Elle contacte ensuite les services consommateurs des hypermarchés et des industries laitières. Certaines réponses ne font qu’amplifier ses questions (« Nous rencontrons actuellement des ruptures de stock de lait bio, et pour le moment, nous n’avons pas de date précise de retour à la normale », lui répond le service consommateurs de Casino), quand d’autres commencent à lui apporter des réponses.

Ainsi, selon le magasin Carrefour de Lattes (Hérault), cette pénurie majeure, d’oeufs et de lait bios est essentiellement due à « une forte hausse de la consommation, qui n’a été que peu prise en compte par les producteurs. La hausse de production prend un certain temps, dans l’immédiat les fournisseurs ont diminué le nombre de références de lait Bio (écrémé, entier au profit du 1/2 écrémé). Les approvisionnements sont contingentés au niveau des enseignes par les marques , et pour l’instant nous n’avons pas de vision sur un retour à la normale ». Les « marques », justement, qu’en disent-elles ?

Le service consommateurs de Lactel précise qu’au-delà de la forte consommation de lait bio, « les conditions météorologiques peu favorables engendrent une moins bonne collecte depuis l’été dernier ». En effet, dans l’Ouest de la France, grande productrice de lait, l’été et l’automne 2016 furent globalement trop secs, ce qui a empêché la pousse de l’herbe dans les prés, si bien que les vaches laitières, moins nourries, ont produit moins de lait dans les fermes bio, car ce sont ces exploitations qui sont le plus sensibles aux conditions météorologiques : les vaches n’y sont nourries que d’herbe et de fourrage, et pas de compléments alimentaires ni de tourteaux de céréales,comme dans les élevages conventionnels.

Le lait bio a la cote

Tous produits labellisés AB confondus, les Français en consomment de plus en plus : si 4 Français sur 10 déclaraient en consommer régulièrement (au moins une fois par mois) il y a 5 ans, ils sont maintenant 7 sur 10. Ce sont les fruits et légumes bio qui sont le plus consommés, viennent ensuite les produits laitiers, puis les œufs. Le nombre d’agriculteurs Bio augmente lui aussi (32 000 producteurs Bio en France soit une augmentation de 12 % en un an), mais cela concerne à peine 7% des fermes françaises selon le baromètre Agence Bio / CSA de février 2017.

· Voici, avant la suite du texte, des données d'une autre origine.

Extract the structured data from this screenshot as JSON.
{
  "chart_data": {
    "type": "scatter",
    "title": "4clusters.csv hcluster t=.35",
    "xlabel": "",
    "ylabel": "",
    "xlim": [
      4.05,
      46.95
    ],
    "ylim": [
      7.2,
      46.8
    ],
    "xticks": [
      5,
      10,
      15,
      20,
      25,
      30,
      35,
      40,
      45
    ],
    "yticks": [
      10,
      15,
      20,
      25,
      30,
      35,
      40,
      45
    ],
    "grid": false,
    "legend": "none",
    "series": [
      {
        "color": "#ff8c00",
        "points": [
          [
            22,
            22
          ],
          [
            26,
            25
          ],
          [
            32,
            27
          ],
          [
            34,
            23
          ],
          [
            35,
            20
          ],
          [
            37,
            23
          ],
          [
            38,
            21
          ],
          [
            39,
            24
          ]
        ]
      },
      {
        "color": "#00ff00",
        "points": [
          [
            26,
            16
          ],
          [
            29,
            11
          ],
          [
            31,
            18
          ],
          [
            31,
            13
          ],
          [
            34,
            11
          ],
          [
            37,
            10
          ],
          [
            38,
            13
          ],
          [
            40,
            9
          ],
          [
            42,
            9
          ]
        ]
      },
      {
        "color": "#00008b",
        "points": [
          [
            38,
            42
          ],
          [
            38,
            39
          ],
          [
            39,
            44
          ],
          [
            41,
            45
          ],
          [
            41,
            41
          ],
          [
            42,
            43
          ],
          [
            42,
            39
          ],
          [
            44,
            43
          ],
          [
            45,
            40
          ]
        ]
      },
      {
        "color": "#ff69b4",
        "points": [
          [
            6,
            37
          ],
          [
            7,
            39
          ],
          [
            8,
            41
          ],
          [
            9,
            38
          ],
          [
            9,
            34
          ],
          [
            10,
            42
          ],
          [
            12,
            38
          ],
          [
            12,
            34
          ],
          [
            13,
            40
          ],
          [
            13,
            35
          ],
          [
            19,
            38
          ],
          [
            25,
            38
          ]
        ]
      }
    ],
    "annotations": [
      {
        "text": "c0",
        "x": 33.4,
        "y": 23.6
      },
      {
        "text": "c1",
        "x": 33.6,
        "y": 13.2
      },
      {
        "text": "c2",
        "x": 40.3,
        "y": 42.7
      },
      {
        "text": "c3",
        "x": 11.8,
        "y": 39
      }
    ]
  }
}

En 2015, la collecte de lait issu de l’agriculture biologique (AB) de vache, très dynamique, progresse de 6,9 %, moins fortement qu’en 2014 (+ 8,7 %). La part de lait AB de vache représente 2,3 % de l’ensemble des volumes de lait de vache, selon  l’enquête annuelle laitière 2015 du Ministère de l’agriculture, Agreste. A la différence du conventionnel, la grande part du lait bio est transformée en laits de consommation et non en fromages (27,5% du lait bio contre 11% en conventionnel. http://www.produitslaitiersetviandebio.com).

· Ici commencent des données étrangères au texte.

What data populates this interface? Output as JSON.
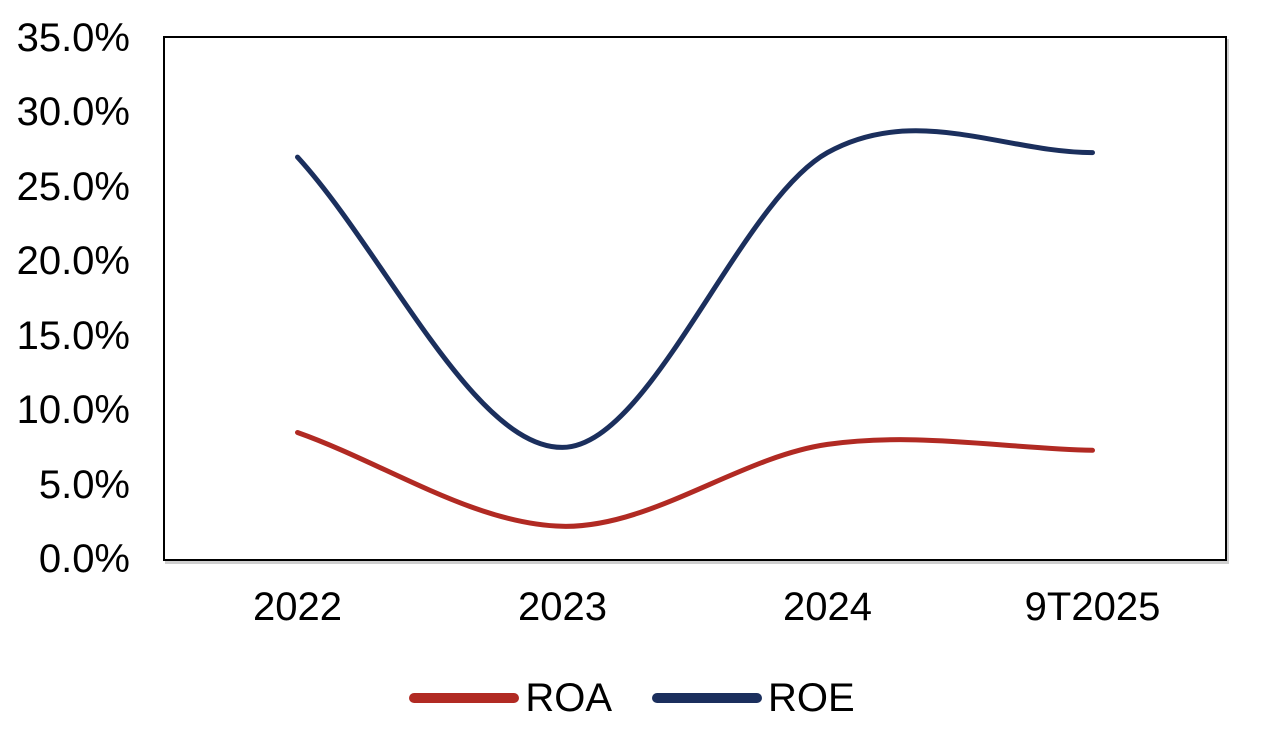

Comme deux tiers des Français souhaitent plus d’information sur l’origine géographique des produits biologiques qu’ils consomment (Baromètre Agence Bio de février 2017), l’heure semble être à la forte incitation à la conversion ou l’installation en bio d’éleveurs. Les industriels de l’agro-alimentaire, voyant un boulevard commercial pour ce type de produits (les ventes de produits bio se montent à 7 milliards d’euros en 2016, source : Baromètre Bio février 2017), ne s’y trompent pas – et c’est tant mieux ! – lorsqu’elles encouragent cette agriculture plus respectueuse de l’environnement, mais également de la santé des agriculteurs puis des consommateurs.

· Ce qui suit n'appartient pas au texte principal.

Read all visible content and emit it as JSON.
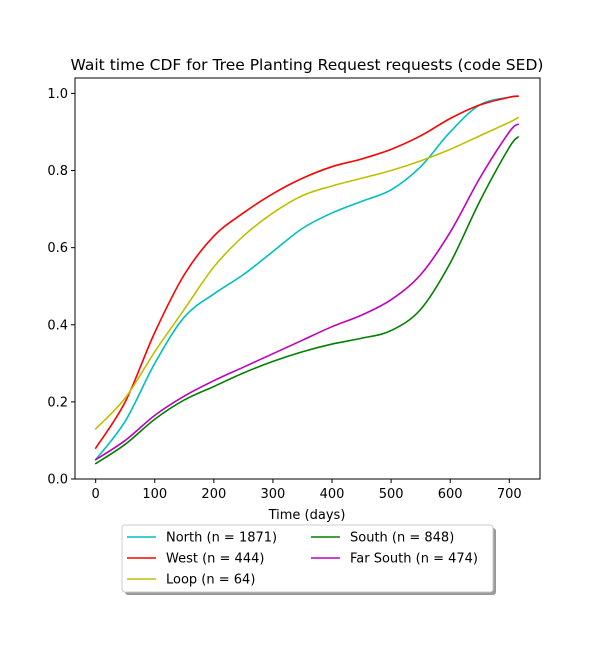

Ainsi, Lactel annonce que leur société accompagne « 131 producteurs de lait dans leurs conversions à l’agriculture biologique, ce qui permettra de répondre à la forte demande dans les mois à venir. » Les mois ? C’est sans doute un peu trop optimiste, car une conversion en Bio dure 2 ans… alors il reste à espérer que la météo de 2017 soit également plus favorable à la pousse de l’herbe.

Encourager les éleveurs locaux

L’Occitanie est la première région française en termes de nombre de producteurs bio, toutes filières confondues (7 727 producteurs ), et c’est également celle qui a connu le plus grand nombre de conversions vers l’agriculture Bio en 2016. Cependant, l’élevage est loin d‘être le secteur agricole majoritaire en Occitanie, puisque l’on y trouve seulement 2818 vaches laitières dans des fermes biologiques en 2015, dont près de la moitié se trouvent dans l’Aveyron, selon l’Agence Bio.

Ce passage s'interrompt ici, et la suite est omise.